🤖 AI Summary
Existing uncertainty modeling approaches grounded in classical probability frameworks struggle to accurately capture the higher-order uncertainty exhibited by large language models (LLMs) in scenarios such as ambiguous question answering, in-context learning, and self-reflection, often leading to systematic failures. This work introduces imprecise probability theory into LLMs for the first time and proposes a prompt-engineering-based hierarchical uncertainty extraction method. By jointly modeling first-order uncertainty (about model outputs) and second-order uncertainty (about the probability model itself), the approach enables direct representation and quantification of higher-order uncertainty. Integrated with a general-purpose prompting template and a post-hoc calibration mechanism, the method significantly enhances the reliability of uncertainty reporting across diverse tasks, thereby offering more trustworthy support for downstream decision-making.
📝 Abstract
Despite the growing demand for eliciting uncertainty from large language models (LLMs), empirical evidence suggests that LLM behavior is not always adequately captured by the elicitation techniques developed under the classical probabilistic uncertainty framework. This mismatch leads to systematic failure modes, particularly in settings that involve ambiguous question-answering, in-context learning, and self-reflection. To address this, we propose novel prompt-based uncertainty elicitation techniques grounded in \emph{imprecise probabilities}, a principled framework for repesenting and eliciting higher-order uncertainty.

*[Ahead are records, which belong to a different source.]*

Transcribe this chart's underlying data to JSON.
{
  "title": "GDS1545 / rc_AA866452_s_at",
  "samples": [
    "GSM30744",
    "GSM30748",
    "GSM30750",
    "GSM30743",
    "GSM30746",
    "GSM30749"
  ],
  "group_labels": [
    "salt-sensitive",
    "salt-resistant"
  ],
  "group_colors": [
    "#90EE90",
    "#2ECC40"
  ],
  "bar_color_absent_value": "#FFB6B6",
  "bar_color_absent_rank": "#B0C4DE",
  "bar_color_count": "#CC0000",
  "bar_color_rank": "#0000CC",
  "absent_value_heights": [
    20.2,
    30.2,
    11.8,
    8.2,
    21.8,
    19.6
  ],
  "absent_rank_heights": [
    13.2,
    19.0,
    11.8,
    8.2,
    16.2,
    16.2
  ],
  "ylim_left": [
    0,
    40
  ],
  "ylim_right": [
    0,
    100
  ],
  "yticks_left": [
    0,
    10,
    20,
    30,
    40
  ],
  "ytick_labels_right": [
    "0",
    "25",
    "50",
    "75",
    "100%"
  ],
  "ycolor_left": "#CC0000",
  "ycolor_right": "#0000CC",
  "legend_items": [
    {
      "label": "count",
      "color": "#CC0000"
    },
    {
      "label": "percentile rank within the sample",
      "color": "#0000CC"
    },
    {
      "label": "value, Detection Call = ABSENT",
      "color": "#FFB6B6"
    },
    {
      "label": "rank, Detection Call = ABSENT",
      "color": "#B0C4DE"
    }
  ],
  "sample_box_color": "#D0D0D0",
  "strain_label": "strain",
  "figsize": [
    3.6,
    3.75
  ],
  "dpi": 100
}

Here, first-order uncertainty captures uncertainty over possible responses to a prompt, while second-order uncertainty (uncertainty about uncertainty) quantifies indeterminacy in the underlying probability model itself. We introduce general-purpose prompting and post-processing procedures to directly elicit and quantify both orders of uncertainty, and demonstrate their effectiveness across diverse settings. Our approach enables more faithful uncertainty reporting from LLMs, improving credibility and supporting downstream decision-making.